Per-user everything. Each user has their own lighttpd, their own torrent client, their own Docker daemon, their own cgroup slice, and their own PHP process. No shared server processes handle multiple users. This isolation model means a misbehaving user cannot affect other users' web interfaces or torrent clients.

Contributing

Contributions are welcome regardless of size. Guidelines from CONTRIBUTING.md:

Discuss significant changes via issue or ADR before implementation
Keep commits small and focused
Update code, tests, docs, and ADRs together
Validate locally before submitting a PR
Never break old users. Backwards compatibility is mandatory. Intermediary migration code is required if 100% compatibility cannot be ensured.

Code style follows Linux kernel conventions adapted for PHP:

camelCase for variables, functions, and classes
Line width ~120-160 characters
Maximum 4 nesting levels per source file
Single source files target ~150 lines
Descriptive function and variable names with comments on purpose

Contributions may be rewarded with Pulsed Media service credit.

Architecture Decision Records

Significant technical decisions are recorded as ADRs in docs/adr/:

ADR-0003: Cgroup v2 adoption and dual-path detection
ADR-0004: Shell command guardrails
ADR-0005: Trust boundaries for internal tools
ADR-0006: Update-step2 user loop and observability
ADR-0007: Install bootstrap interactivity and contract
ADR-0008: Reject deb822 APT sources migration
ADR-0009: Nginx lightweight reverse proxy

CLI probes

Two CLI tools provide read-only system health checks:

/scripts/util/systemTest.php -- Checks binary versions, config presence, system readiness. Supports --json output.
/scripts/util/componentStatus.php -- Reports component status.
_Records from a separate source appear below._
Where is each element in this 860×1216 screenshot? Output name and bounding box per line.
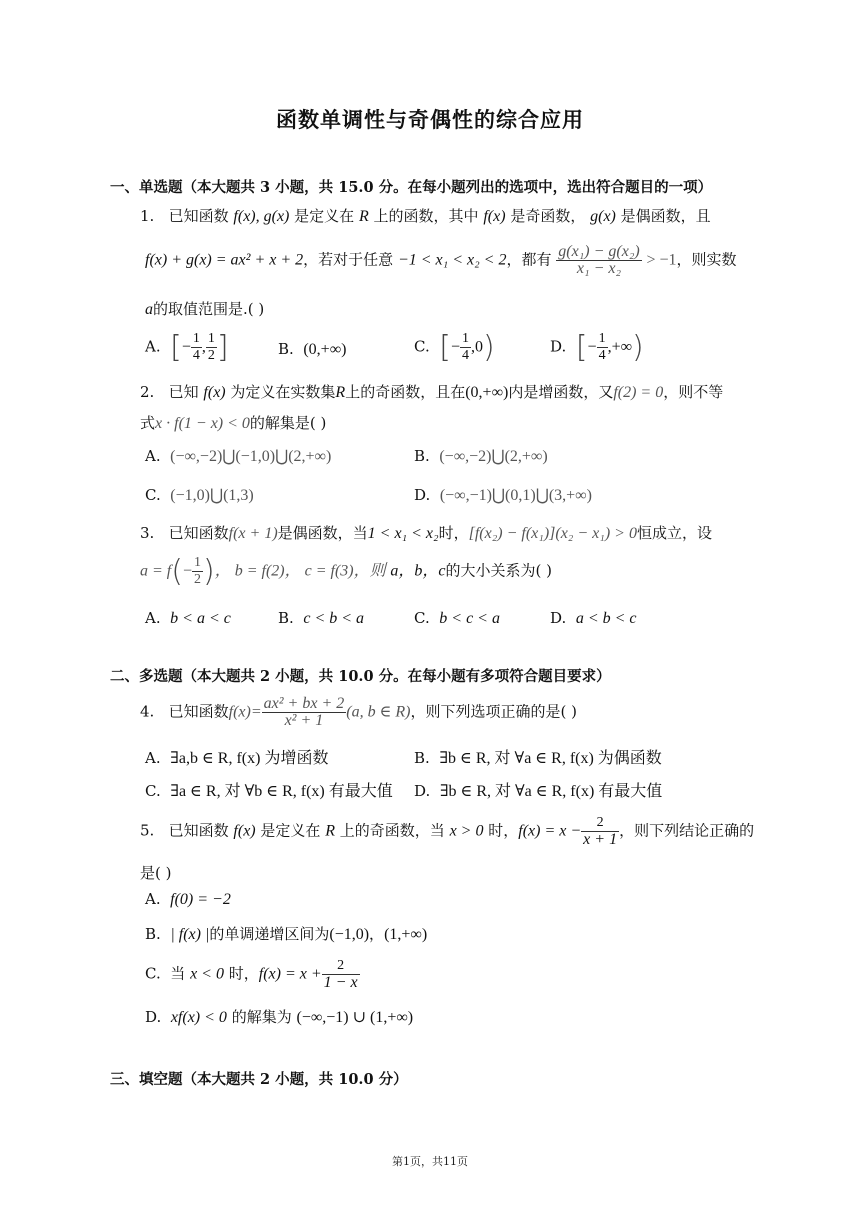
question-2-option-b[interactable]: B. (−∞,−2)⋃(2,+∞) <box>414 447 548 465</box>
section-heading-fill-in: 三、填空题（本大题共 2 小题，共 10.0 分） <box>110 1071 408 1088</box>
question-2-option-a[interactable]: A. (−∞,−2)⋃(−1,0)⋃(2,+∞) <box>145 447 332 465</box>
question-4-option-c[interactable]: C. ∃a ∈ R, 对 ∀b ∈ R, f(x) 有最大值 <box>145 782 393 800</box>
question-1-line-2: f(x) + g(x) = ax² + x + 2，若对于任意 −1 < x₁ < x₂ < 2，都有 $\frac{\text{g(x₁) − g(x₂)}}{\text{x₁ − x₂}}$ > −1，则实数 <box>145 243 737 277</box>
question-1-option-d[interactable]: D. [− $\frac{1}{4}$ ,+∞) <box>550 330 644 365</box>
question-3-option-b[interactable]: B. c < b < a <box>278 609 365 627</box>
question-3-option-c[interactable]: C. b < c < a <box>414 609 500 627</box>
question-4-option-a[interactable]: A. ∃a,b ∈ R, f(x) 为增函数 <box>145 749 329 767</box>
question-1-option-c[interactable]: C. [− $\frac{1}{4}$ ,0) <box>414 330 495 365</box>
question-3-line-2: a = f(− $\frac{1}{2}$ )， b = f(2)， c = f(3)，则 a，b，c的大小关系为( ) <box>140 554 552 589</box>
question-1-line-3: a的取值范围是.( ) <box>145 300 265 318</box>
question-5-option-d[interactable]: D. xf(x) < 0 的解集为 (−∞,−1) ∪ (1,+∞) <box>145 1008 414 1026</box>
page-title: 函数单调性与奇偶性的综合应用 <box>276 107 584 132</box>
question-3-option-d[interactable]: D. a < b < c <box>550 609 637 627</box>
question-4-line-1: 4. 已知函数f(x)= $\frac{\text{ax² + bx + 2}}{\text{x² + 1}}$ (a, b ∈ R)，则下列选项正确的是( ) <box>140 695 577 729</box>
question-5-line-2: 是( ) <box>140 864 172 882</box>
question-5-line-1: 5. 已知函数 f(x) 是定义在 R 上的奇函数，当 x > 0 时，f(x) = x − $\frac{2}{x + 1}$ ，则下列结论正确的 <box>140 815 755 848</box>
page-footer: 第1页，共11页 <box>392 1155 468 1168</box>
question-2-option-c[interactable]: C. (−1,0)⋃(1,3) <box>145 486 254 504</box>
question-4-option-b[interactable]: B. ∃b ∈ R, 对 ∀a ∈ R, f(x) 为偶函数 <box>414 749 662 767</box>
question-5-option-b[interactable]: B. | f(x) |的单调递增区间为(−1,0)，(1,+∞) <box>145 925 428 943</box>
question-1-option-b[interactable]: B. (0,+∞) <box>278 340 347 358</box>
question-2-line-1: 2. 已知 f(x) 为定义在实数集R上的奇函数，且在(0,+∞)内是增函数，又f(2) = 0，则不等 <box>140 383 724 401</box>
question-5-option-c[interactable]: C. 当 x < 0 时，f(x) = x + $\frac{2}{1 - x}$ <box>145 958 358 991</box>
question-1-line-1: 1. 已知函数 f(x), g(x) 是定义在 R 上的函数，其中 f(x) 是奇函数， g(x) 是偶函数，且 <box>140 207 711 225</box>
question-1-option-a[interactable]: A. [− $\frac{1}{4}$ , $\frac{1}{2}$ ] <box>145 330 229 365</box>
question-2-line-2: 式x · f(1 − x) < 0的解集是( ) <box>140 414 327 432</box>
question-2-option-d[interactable]: D. (−∞,−1)⋃(0,1)⋃(3,+∞) <box>414 486 592 504</box>
question-4-option-d[interactable]: D. ∃b ∈ R, 对 ∀a ∈ R, f(x) 有最大值 <box>414 782 663 800</box>
question-3-option-a[interactable]: A. b < a < c <box>145 609 231 627</box>
question-5-option-a[interactable]: A. f(0) = −2 <box>145 890 231 908</box>
question-3-line-1: 3. 已知函数f(x + 1)是偶函数，当1 < x₁ < x₂时，[f(x₂) − f(x₁)](x₂ − x₁) > 0恒成立，设 <box>140 524 712 542</box>
section-heading-single-choice: 一、单选题（本大题共 3 小题，共 15.0 分。在每小题列出的选项中，选出符合题目的一项） <box>110 179 713 196</box>
section-heading-multiple-choice: 二、多选题（本大题共 2 小题，共 10.0 分。在每小题有多项符合题目要求） <box>110 668 611 685</box>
Supports --json output.

Documentation

In-repository documentation

The docs/ directory contains:

File	Topic
`architecture.md`	System architecture overview, bootstrap flow, key modules
`install.md`	Installer contract and behavior details
`update.md`	Two-phase update workflow, app installer matrix, execution outline
`cron.md`	Cron automation, script catalogue, scheduling tips
`cgroup.md`	Cgroup resource control, per-user utility, policy overrides
`userConfig.md`	Adjusting user settings
`addUser.md`	Adding new users
`wireguard.md`	WireGuard VPN setup, tenant quick start
`docker-help.md`	Rootless Docker basics
`linuxserver.io.md`	Running LinuxServer.io containers on PMSS
`install-media-stack.md`	Native media stack installer documentation
`hardware-transcoding.md`	FFmpeg and Jellyfin hardware transcoding guide
`logging.md`	Central log shipping via rsyslog
`tracker-cleaner.md`	Tracker cleaner documentation
`setupNetwork.md`	Network and firewall configuration
`setupLetsEncrypt.md`	Let's Encrypt certificate setup
`portManager.md`	Port management utility
`contracts.md`	Function and script behavioral contracts
`testing.md`	Testing orchestration and CI
`maintenance.md`	Maintenance checklist
`recovery.md`	Recovery procedures for failed upgrades
`dpkg-baseline.md`	Package baseline capture workflow
`security/operational-safety.md`	Multi-tenant operational safety practices
`security/testing.md`	Security testing documentation

Wiki documentation

Installing PM Software Stack -- Installation guide
Category:PM Software Stack Guides -- User guides for common tasks
Adding a new user -- User provisioning guide
Changing user settings -- User reconfiguration guide
Removing user -- User termination guide
PMSS Suspending/Unsuspending user -- Suspension management

Changelog

Current development is tracked on GitHub at https://github.com/MagnaCapax/PMSS/commits/main.

Historical changelog entries (2011-2023) from before the GitHub migration are preserved at PM Software Stack Changelog Archive.